Hiç tereddüt etmeden ikinci çaylarını da içtiler. Çaydan aldıkları her bir yudum içlerine ferahlatan bir edayla geziniyordu vücutlarında. Oturdukları yirmi yirmi beş dakikalık sürede sanki saatlerce dinlenmişler gibi artık ayrılabiliriz bakışları masada dolaşmaya başladı. Beyin ve bedenleri rahatlamış şekilde istemeyerek de olsa kalktılar. 

Bir saat kadar sonra Silifke'ye vardılar. Silifke de biraz gezdikten sonra Taşucu'na geçtiler. Muharrem yorulduğunu burada kalabileceklerini söyledi. Böylece kendilerine kalabilecekleri bir pansiyon buldular. Küçük ve şirin sayılabilecek bir pansiyondu. Odaları bekledikleri kadar temiz değildi. Burada dinlenecekler ve sabah erkenden kalkarak deniz kenarından gezinin tadını çıkararak yolculuk yapacaklardı. 

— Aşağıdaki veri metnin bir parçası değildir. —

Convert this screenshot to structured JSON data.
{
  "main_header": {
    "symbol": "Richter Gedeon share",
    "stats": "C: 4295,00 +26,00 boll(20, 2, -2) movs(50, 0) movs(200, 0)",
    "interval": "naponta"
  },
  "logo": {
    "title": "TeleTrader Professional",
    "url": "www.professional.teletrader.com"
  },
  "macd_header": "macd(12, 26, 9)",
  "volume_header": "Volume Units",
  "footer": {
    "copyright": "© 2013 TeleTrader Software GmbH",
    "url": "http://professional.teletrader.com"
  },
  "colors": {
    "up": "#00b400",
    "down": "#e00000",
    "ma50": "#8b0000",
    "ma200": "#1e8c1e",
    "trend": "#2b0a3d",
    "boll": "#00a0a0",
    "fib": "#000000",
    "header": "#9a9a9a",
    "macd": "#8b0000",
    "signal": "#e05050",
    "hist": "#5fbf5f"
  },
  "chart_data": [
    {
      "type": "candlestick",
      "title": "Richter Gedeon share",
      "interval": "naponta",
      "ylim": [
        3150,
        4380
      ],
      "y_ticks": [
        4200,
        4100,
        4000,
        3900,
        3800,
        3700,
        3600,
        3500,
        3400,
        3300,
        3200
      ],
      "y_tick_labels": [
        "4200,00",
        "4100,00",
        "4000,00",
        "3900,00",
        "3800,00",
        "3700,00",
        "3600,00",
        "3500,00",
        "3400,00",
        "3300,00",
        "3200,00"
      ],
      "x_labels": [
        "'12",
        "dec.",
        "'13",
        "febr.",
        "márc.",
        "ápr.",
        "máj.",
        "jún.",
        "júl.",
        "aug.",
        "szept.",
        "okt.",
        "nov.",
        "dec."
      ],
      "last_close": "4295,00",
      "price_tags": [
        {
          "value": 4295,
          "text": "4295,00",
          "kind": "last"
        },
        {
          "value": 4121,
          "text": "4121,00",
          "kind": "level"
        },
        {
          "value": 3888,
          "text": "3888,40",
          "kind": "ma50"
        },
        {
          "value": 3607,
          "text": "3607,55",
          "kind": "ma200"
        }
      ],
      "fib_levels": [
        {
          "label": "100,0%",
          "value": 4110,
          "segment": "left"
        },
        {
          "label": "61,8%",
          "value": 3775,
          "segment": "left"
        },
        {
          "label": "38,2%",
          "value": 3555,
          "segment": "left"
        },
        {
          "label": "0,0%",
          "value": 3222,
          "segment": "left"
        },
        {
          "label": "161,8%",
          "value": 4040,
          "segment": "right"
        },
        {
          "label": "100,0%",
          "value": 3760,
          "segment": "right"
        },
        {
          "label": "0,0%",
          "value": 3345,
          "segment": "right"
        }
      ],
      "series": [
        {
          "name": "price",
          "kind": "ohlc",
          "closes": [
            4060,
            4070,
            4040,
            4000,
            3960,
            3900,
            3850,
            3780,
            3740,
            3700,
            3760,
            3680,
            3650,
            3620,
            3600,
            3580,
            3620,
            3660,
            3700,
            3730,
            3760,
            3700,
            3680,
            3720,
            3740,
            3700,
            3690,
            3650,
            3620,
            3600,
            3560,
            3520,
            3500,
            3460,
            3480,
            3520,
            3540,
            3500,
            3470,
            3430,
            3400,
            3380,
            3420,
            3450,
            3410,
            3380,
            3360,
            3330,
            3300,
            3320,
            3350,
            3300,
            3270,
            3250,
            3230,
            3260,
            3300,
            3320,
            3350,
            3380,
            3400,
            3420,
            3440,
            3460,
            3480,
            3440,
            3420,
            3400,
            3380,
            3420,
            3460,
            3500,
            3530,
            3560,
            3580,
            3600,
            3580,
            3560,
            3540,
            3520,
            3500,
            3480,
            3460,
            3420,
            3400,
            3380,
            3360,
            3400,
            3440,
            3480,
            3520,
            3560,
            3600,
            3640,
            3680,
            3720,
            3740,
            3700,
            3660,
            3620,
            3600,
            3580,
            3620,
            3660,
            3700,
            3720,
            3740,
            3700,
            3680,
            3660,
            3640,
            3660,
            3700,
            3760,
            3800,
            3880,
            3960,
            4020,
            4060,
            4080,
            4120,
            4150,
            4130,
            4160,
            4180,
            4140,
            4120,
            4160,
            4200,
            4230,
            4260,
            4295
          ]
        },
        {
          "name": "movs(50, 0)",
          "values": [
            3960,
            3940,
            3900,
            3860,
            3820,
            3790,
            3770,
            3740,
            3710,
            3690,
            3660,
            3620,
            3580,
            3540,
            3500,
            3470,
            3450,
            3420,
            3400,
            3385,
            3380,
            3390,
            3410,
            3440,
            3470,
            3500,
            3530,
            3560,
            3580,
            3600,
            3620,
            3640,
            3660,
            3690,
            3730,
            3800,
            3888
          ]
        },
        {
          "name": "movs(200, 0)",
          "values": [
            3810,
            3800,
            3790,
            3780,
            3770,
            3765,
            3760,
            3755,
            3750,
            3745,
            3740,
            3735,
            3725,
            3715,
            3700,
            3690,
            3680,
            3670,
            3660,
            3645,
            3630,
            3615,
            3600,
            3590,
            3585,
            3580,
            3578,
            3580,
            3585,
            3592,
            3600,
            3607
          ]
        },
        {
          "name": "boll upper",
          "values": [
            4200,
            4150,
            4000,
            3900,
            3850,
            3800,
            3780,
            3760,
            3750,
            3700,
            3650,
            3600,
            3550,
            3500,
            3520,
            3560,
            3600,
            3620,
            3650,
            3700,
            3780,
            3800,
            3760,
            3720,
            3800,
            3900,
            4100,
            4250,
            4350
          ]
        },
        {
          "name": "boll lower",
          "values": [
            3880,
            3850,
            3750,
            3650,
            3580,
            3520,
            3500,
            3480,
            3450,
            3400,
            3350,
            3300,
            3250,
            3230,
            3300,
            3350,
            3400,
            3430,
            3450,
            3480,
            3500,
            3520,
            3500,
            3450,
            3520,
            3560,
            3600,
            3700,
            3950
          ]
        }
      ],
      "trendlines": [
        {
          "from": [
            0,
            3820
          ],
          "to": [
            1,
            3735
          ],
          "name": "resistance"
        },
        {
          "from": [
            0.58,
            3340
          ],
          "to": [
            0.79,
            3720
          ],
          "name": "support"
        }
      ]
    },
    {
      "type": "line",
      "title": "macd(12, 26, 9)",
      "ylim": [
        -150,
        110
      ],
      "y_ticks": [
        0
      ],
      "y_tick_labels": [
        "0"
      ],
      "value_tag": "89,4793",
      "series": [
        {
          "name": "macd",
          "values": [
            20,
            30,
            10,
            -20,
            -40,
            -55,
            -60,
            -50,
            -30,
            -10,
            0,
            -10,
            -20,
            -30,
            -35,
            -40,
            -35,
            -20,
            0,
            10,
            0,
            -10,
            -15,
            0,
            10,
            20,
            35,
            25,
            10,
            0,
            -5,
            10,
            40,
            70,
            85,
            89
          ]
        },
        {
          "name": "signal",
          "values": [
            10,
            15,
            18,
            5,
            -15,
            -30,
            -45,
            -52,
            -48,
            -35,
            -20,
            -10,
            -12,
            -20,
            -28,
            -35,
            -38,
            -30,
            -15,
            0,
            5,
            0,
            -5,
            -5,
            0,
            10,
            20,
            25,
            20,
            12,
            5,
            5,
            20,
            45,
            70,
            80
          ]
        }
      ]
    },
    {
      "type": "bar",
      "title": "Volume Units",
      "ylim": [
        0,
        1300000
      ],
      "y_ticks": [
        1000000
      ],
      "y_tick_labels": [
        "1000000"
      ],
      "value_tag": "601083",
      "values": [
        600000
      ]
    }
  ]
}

Her beldede durup görülmesi gezilmesi gereken neresi varsa durup gezerek gideceklerdi. Yeni yerler keşfetmiş olacaklardı. Bu yeni yerler keşfetme fikri üçünü de çok heyecanlandırıyordu. Şu ana kadar gezdikleri gördükleri yerlerden dolayı ne kadar iyi bir karar verdiklerinin farkındaydılar.